18. 要員効率化と労働負荷低減を可能とする乗務員運用作成業務の省力化
ダイヤ改正時には、列車ダイヤや車両運用計画とともに、乗務員の勤務計画を示す乗務員運用計画を作成する必要があります。
乗務員運用計画は、規程類に基づく多数の制約条件を満たしつつ、要員効率のよい計画とする必要があります。
これに加えて、乗務員の労働負荷を低減することも求められます。
そのため、現状ではベテラン担当者でも計画作成に1線区あたり数日以上を要しています。

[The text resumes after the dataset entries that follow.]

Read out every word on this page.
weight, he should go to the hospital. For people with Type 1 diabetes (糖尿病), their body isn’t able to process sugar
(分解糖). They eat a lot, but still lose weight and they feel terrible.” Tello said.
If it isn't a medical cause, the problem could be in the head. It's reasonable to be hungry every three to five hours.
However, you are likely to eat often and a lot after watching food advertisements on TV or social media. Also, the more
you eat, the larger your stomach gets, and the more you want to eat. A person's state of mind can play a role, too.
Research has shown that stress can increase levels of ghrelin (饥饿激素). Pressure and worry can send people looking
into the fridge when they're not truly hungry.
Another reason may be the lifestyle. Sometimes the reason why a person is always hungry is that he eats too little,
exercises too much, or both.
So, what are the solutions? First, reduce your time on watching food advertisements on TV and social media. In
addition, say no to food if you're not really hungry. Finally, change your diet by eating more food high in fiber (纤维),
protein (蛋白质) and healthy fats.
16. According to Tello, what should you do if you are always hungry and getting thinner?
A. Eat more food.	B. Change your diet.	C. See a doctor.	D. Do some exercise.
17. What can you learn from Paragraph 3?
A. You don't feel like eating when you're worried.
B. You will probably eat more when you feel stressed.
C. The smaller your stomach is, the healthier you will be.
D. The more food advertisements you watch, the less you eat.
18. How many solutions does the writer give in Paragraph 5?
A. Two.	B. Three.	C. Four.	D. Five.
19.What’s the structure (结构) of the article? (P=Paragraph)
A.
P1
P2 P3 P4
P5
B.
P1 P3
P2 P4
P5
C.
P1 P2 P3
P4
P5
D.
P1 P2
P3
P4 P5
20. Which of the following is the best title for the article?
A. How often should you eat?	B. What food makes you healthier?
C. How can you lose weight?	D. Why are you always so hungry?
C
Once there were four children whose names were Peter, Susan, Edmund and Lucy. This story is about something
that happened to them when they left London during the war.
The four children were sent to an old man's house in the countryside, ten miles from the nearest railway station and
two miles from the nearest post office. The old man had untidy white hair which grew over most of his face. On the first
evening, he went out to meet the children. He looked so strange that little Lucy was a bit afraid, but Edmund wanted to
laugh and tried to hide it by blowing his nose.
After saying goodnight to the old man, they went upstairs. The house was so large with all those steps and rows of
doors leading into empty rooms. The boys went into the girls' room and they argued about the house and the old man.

これまで、要員効率化に特化した乗務員運用計画の自動作成手法を開発しました。
しかし、要員効率と労働負荷はトレードオフの関係にあるため、既開発の手法では両者をバランスよく考慮することが難しく、高密度線区では計算時間が大幅に増加する課題がありました。
そこで、拘束時間、労働時間、睡眠時間、食事時間等の労働負荷を表す新たな指標として労働負荷指数を定義し、数理最適化技術を活用して要員効率の指標である勤務日数の最小化を図り、得られた勤務日数を上限として労働負荷指数を低減する2段階の解法を開発しました(図1)。
これにより、優先度の高い要員効率を重視しつつ、乗務員の労働負荷を考慮した運用計画を短時間で作成することが可能になりました。
開発した手法では、1日の列車数が500本を超える高密度線区に対しても、市販の汎用PCにより5時間程度で計画を作成でき、担当者が数日かけて作成した実際の運用計画と比べ、勤務日数は同等以下にしつつ、労働負荷指数が既開発の手法より改善できることを確認しました(図2)。
本手法により、乗務員運用計画の作成業務の省力化や脱技能化が可能です。